Non-Mortgage debt servicing Ratio
- warreny9
- Mar 28, 2024
- 2 min read
Updated: Jul 30, 2024
Why is this ratio important to managing our finances?
This situation will be familiar to many of us when we go shopping at the malls or what is more popular nowadays, online shopping platforms.

John and Mary walk into Raffles City, and wondered if they could afford the items at the audio or boutique shops, pulling out their credit cards to purchase that state-of-the-art sound system or that branded leather bag that cost $5,000 and put it on instalment payment?

Non-Mortgage Debt Servicing Ratio =
Total Monthly Non-Mortgage Debt Repayments / Monthly Take-Home Income
The non-mortgage debt servicing ratio will be able to help you make that decision if you can afford it. This ratio shows how much of a person's take- home income goes towards non-mortgage debt repayment. Generally, a ratio of 15% or below is safe.
So, what is our take home pay? This is the amount that goes into your bank account after you less off your 20% CPF contribution

What is non-mortgage debt? This are debts could be from our study loan, credit card debt (even those that are on interest free instalment payments), car loan, personal loan, and other non-mortgage related debt. These debts generally carry a higher level of interest rates compared to mortgage loan.

Example: John graduated 2 years ago and is currently earning a gross salary of $5,000/month. he has a study loan of $500/ month that he is paying. His current ratio after applying the formula: Non-Mortgage Debt servicing Ratio= $500/ $4,000 ($5,000x0.80)= 13%
If he decides to purchase the sound system that cost him $5,000 and put it on his credit card on 24 month interest free installments ($5,000/ 24 month= $208/ month), applying the same formula, his ratio will go up to: Non-mortgage Debt Servicing Ratio= $500 (study loan) + $208 (sound system)/ $4,000 ($5,000 x 0.80) = 18%!!

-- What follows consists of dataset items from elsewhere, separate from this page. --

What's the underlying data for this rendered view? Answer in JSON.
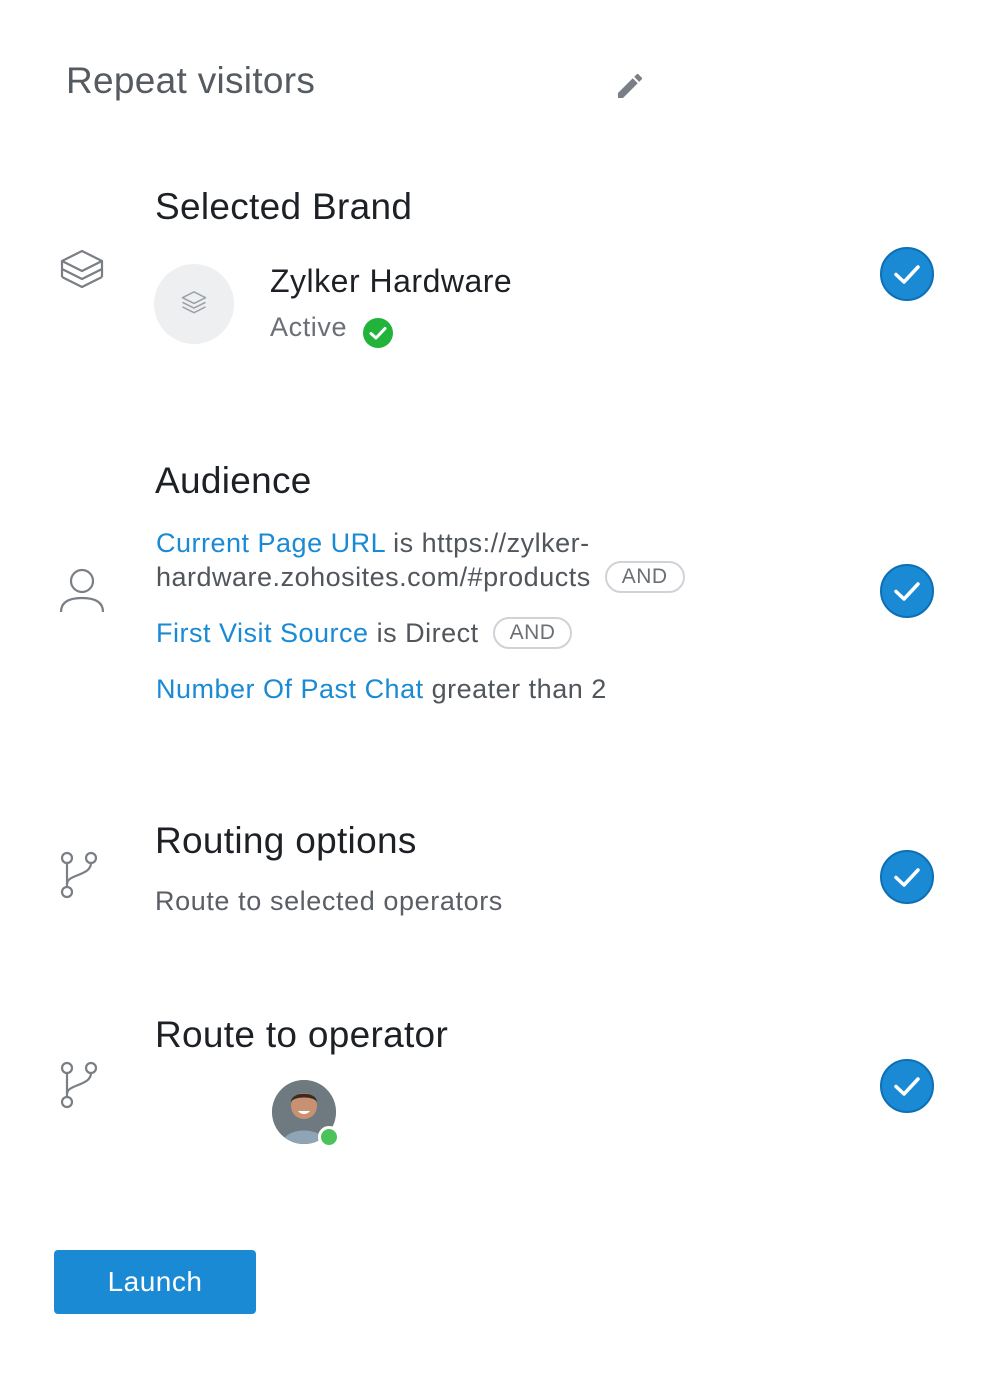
{
  "header": {
    "title": "Repeat visitors",
    "edit_icon": "pencil-icon"
  },
  "brand_section": {
    "title": "Selected Brand",
    "icon": "layers-icon",
    "brand_name": "Zylker Hardware",
    "status": "Active",
    "status_color": "#22b33b"
  },
  "audience_section": {
    "title": "Audience",
    "icon": "user-icon",
    "conditions": [
      {
        "field": "Current Page URL",
        "operator_value_line1": "is https://zylker-",
        "line2": "hardware.zohosites.com/#products",
        "joiner": "AND"
      },
      {
        "field": "First Visit Source",
        "operator_value": "is Direct",
        "joiner": "AND"
      },
      {
        "field": "Number Of Past Chat",
        "operator_value": "greater than 2"
      }
    ]
  },
  "routing_section": {
    "title": "Routing options",
    "icon": "branch-icon",
    "description": "Route to selected operators"
  },
  "operator_section": {
    "title": "Route to operator",
    "icon": "branch-icon",
    "operator_status": "online"
  },
  "footer": {
    "launch_label": "Launch"
  },
  "colors": {
    "accent": "#1a8ad5",
    "check_fill": "#1a8ad5",
    "online": "#4cc25a"
  }
}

A high ratio would mean that he is excessively borrowing too much to finance his lifestyles and potentially could be in financial distress if he loses his job. He could defer his purchase, delay gratification, save up the $5,000 and pay for it fully, purchase it after he completes paying off his study loan or even after he earns a higher income.

The saying of "living within your means" cannot be truer in this situation.